Wednesday, February 06, 2008
Innovation smothered by piles of money
Once upon a time there was a game company that stumbled upon a surprise hit, a MMORPG earning them unprecedented piles of money. The game company was Electronic Arts, and they would never have thought that over 200,000 players would be willing to pay a monthly fee to play Ultima Online. It was a great cash cow. But after a while the managers from EA started to worry: Other companies were developing similar games, and they would have to either add content to UO to keep people playing, or make a new MMORPG to stay the market leader. So in 1999 they announced UO2. But then they started to have doubts. Could the devs guarantee that the new game would be as profitable as the original? No, they couldn't. Would the new game canibalize the old game and draw players away from it? Yes, most certainly to some extent. So in 2001 UO2 was cancelled, before it was released. Then somehow EA managed to repeat the same story with Ultima X: Odyssey, another planned MMORPG, cancelled in 2004. Instead of new games, EA decided to add content to the old game, releasing 8 expansions up to now. But again they didn't want to rock the boat too much, preferring to add more of the same to UO. Graphical updates, new classes, new races, new continents, new dungeons. Except for the Renaissance expansion, which created a PvP-free mirror image of the world, the UO expansions didn't change the UO gameplay in a major way. But all the added expansions couldn't stop Ultima Online from decline. Nowadays its market share can only be described as insignificant, although there are still about 100,000 players, and UO is still a cash cow after 10 years.
Once upon a time there was a game company that stumbled upon a surprise hit, a MMORPG earning them unprecedented piles of money. The game company was Blizzard, and they would never have thought that over 10,000,000 players would be willing to pay a monthly fee to play World of Warcraft. It was a great cash cow. But after a while the managers from Blizzard started to worry: Other companies were developing similar games, and they would have to either add content to WoW to keep people playing, or make a new MMORPG to stay the market leader. ... Well, you can imagine how that story could possibly end.

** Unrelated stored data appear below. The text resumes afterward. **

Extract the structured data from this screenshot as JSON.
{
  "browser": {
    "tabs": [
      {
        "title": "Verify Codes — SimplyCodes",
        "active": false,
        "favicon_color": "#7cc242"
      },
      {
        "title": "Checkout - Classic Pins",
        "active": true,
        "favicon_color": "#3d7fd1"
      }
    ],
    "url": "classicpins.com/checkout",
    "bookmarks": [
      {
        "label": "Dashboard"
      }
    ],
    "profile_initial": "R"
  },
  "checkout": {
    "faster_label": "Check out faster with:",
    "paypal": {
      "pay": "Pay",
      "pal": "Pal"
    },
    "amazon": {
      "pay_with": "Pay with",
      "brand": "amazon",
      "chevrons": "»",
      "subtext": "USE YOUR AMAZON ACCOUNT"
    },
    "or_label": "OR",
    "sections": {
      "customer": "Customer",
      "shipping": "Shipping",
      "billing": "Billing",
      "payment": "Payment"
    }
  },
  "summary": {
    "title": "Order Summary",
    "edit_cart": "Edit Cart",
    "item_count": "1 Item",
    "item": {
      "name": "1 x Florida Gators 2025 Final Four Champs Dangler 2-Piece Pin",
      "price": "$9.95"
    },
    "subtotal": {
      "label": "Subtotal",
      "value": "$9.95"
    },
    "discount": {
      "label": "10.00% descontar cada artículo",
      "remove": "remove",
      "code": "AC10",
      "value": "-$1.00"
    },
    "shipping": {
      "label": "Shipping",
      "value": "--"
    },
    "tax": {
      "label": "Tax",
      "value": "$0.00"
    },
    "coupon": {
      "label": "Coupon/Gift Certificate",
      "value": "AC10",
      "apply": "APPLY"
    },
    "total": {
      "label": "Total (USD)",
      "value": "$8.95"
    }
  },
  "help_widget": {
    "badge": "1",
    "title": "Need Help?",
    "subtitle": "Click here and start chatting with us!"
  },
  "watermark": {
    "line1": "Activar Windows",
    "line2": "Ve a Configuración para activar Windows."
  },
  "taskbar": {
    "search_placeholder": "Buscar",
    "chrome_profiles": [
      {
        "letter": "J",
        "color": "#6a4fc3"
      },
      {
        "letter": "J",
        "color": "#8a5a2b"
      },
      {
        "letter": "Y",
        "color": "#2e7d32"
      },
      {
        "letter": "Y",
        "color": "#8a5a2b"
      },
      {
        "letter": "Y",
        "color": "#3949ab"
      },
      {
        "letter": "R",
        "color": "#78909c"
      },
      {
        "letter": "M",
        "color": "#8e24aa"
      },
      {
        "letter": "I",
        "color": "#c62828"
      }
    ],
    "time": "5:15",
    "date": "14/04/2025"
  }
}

It is totally possible that Blizzard continues going down the path they mapped out with the Burning Crusade and the Wrath of the Lich King announcement: One expansion every 1 to 2 years raising the level cap by 10, adding a new class or race, having a new continent with new zones and dungeons, especially new raid dungeons, and changing not much in the way that World of Warcraft is played. Blizzard is working on a new MMO, but who knows whether that will go through or be cancelled to not canibalize WoW. On its 10th birthday World of Warcraft could find itself where Ultima Online is now: Subscription numbers having declined to half of the peak, but that would be 5 million players, and the game would still be extremely profitable. A cash cow.
Of course as a player I wish that Blizzard brings out a second MMO which is at least as good as WoW. And hundreds of blog posts on the subject are proof that I would like WoW expansions to change how the game is played: Primarily by making the raid dungeons accessible to the majority of players, in some sort of "easy mode", while preserving the old hardcore raid focus only in the form of "heroic mode" visits to exactly the same dungeons. No more exclusive content for a small elite. I also would like World of Warcraft to much expand their social interface, making it much easier to find groups, giving guilds more purpose in life than just raid progress, improve crafting and add player housing with a possibility to set up player-controlled shops, add guild housing as a place to hang out and hang up guild trophies, etc., etc.
But changing World of Warcraft has its risks. Nobody knows what the secret ingredient is that makes 10 million players play WoW, not even the devs. What if changing WoW destroys just this secret ingredient? Making a new MMO is also a huge risk. What if you invest $100 million and the game flops? What if it doesn't flop, but all the players in the new game are just players who left WoW to play the new one, so you suddenly have twice the cost and still the same total number of players? A billion dollars is a pretty scary number, especially if that is 85% of your revenues. It takes balls to dare to tinker with something that is so successful, or to try to replace it. Sometimes just repeating to do what worked before, and hoping that the inevitable decline won't be too steep, seems like the safest option.
But I am an optimist. There are 6.6 billion people out there who do *not* play a MMORPG yet. EA probably thought that 200,000 subscribers for UO was impossible to beat. Blizzard probably thinks that 10 million subscribers for WoW is impossible to beat. But the number of PCs worldwide is growing every year, the number of gamers is growing every year, and there is no reason to assume that 10 million is the upper limit. If Blizzard goes the safe way, doesn't bring out another MMO and continues their expansions as they are now, they might still have a cash cow on their hands in 2014. But their market share might be as insignificant as that of UO is now. Blizzard has over $500 million of pure profit per year, investing just 10% of that every year could not only keep WoW alive and growing, but also get them an even bigger smash hit in a couple of years. They could be growing the MMORPG market instead of canibalizing their existing game by making the new game less hardcore endgame focused. They could keep the WoW subscription numbers up or even growing by adding new gameplay modes to the game, instead of just 10 new levels and the next layer of raid content. There are risks, but there are also immense opportunities. Blizzard should go and grab them instead of playing it safe.